Williams: I think creators still hold the power, but I definitely don't think that Twitter does. Twitter is a cesspool for homophobia, transphobia, misogyny, and racism. There has been a clear exodus from Twitter ever since Elon Musk took it over, and it's not just by typical, everyday people, but also by people who are in the television space.

One of the reasons why Scandal was such a big social media hit was because not only did Kerry Washington borrow some of the social media and digital activism strategies that she was using when she was working on the Obama campaign in 2008, but she also got Shonda Rhimes, the show's creator and producer, to tweet about the show and the rest of the cast.

EK: In your book, you talk about “image warfare”—the fight over who gets to define Black identity. Do digital platforms make that fight easier, harder, or just more complicated?

Williams: I think they really do both. In terms of image warfare, digital platforms and mobile technology give marginalized people, particularly Black people, an opportunity to refute harmful images and do it collectively in ways that can be amplified.

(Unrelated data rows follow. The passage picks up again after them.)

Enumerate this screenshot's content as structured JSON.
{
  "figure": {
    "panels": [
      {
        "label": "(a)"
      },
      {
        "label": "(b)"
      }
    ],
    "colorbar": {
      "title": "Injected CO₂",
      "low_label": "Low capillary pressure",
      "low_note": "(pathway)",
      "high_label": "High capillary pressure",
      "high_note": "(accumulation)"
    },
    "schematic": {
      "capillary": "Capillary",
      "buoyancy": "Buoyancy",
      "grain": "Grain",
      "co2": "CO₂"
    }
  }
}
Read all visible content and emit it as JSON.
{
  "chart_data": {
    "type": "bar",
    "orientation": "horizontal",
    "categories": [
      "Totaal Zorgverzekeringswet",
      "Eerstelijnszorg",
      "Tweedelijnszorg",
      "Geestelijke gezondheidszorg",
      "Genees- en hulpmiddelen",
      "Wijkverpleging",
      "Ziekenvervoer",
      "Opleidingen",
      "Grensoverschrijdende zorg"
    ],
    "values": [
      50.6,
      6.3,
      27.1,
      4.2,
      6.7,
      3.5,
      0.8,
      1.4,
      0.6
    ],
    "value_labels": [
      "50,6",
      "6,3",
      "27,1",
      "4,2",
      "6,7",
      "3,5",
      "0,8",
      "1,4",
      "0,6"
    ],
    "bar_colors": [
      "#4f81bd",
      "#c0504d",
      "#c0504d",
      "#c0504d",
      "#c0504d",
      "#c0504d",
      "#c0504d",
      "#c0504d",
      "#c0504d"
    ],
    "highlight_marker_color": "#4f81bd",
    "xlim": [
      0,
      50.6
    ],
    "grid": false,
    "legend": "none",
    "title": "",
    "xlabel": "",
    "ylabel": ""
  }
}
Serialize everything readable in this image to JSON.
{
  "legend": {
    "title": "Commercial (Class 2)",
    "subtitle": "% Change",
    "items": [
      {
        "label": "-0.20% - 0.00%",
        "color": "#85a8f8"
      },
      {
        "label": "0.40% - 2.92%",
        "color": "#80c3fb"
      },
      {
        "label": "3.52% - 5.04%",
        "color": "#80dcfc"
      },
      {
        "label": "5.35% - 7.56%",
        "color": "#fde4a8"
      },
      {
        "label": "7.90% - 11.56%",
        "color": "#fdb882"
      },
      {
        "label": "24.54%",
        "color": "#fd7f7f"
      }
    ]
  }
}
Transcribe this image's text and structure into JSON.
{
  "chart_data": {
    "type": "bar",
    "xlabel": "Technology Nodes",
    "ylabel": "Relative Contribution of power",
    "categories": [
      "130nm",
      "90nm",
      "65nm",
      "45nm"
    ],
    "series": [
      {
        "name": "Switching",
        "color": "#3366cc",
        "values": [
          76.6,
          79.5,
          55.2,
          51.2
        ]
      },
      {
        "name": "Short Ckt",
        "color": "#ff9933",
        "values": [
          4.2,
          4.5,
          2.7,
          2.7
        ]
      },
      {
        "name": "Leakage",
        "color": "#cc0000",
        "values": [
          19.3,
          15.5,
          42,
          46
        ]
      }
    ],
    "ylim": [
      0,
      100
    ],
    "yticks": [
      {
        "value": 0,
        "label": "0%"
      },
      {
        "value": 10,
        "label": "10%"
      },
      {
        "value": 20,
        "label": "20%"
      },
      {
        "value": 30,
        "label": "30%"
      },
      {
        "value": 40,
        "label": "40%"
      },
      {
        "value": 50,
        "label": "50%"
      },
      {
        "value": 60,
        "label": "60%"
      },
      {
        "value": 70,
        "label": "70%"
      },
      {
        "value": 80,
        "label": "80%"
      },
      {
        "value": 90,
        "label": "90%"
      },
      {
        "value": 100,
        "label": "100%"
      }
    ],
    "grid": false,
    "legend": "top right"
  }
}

At the same time, these platforms were created by people who, often unintentionally, built them with the same societal prejudices that exist offline. I’m thinking about algorithmic oppression right now.

EK: How do you bring the themes of Black Social Television such as identity, power, and representation into the classroom?

Williams: don't really talk about Black social TV specifically that much. I do bring it into one of my classes, Identity, Power, and Misrepresentation, because it’s about media representations of different marginalized groups across the board. But I mostly teach journalism classes, so it's not really applicable over there.

Generally, what I teach about is how media representations, particularly in the United States, where there is a concentration of media ownership. We basically have these media moguls who are information tyrants, who restrict and constrict what we see and what we hear. The big five companies circulate information that fits into their own interests.

Commercialism and capitalism are the priorities of corporate media, not citizenship. These media companies talk to us like we’re customers—people who are going to buy and consume things—rather than citizens who act on what we see and learn for the betterment of society.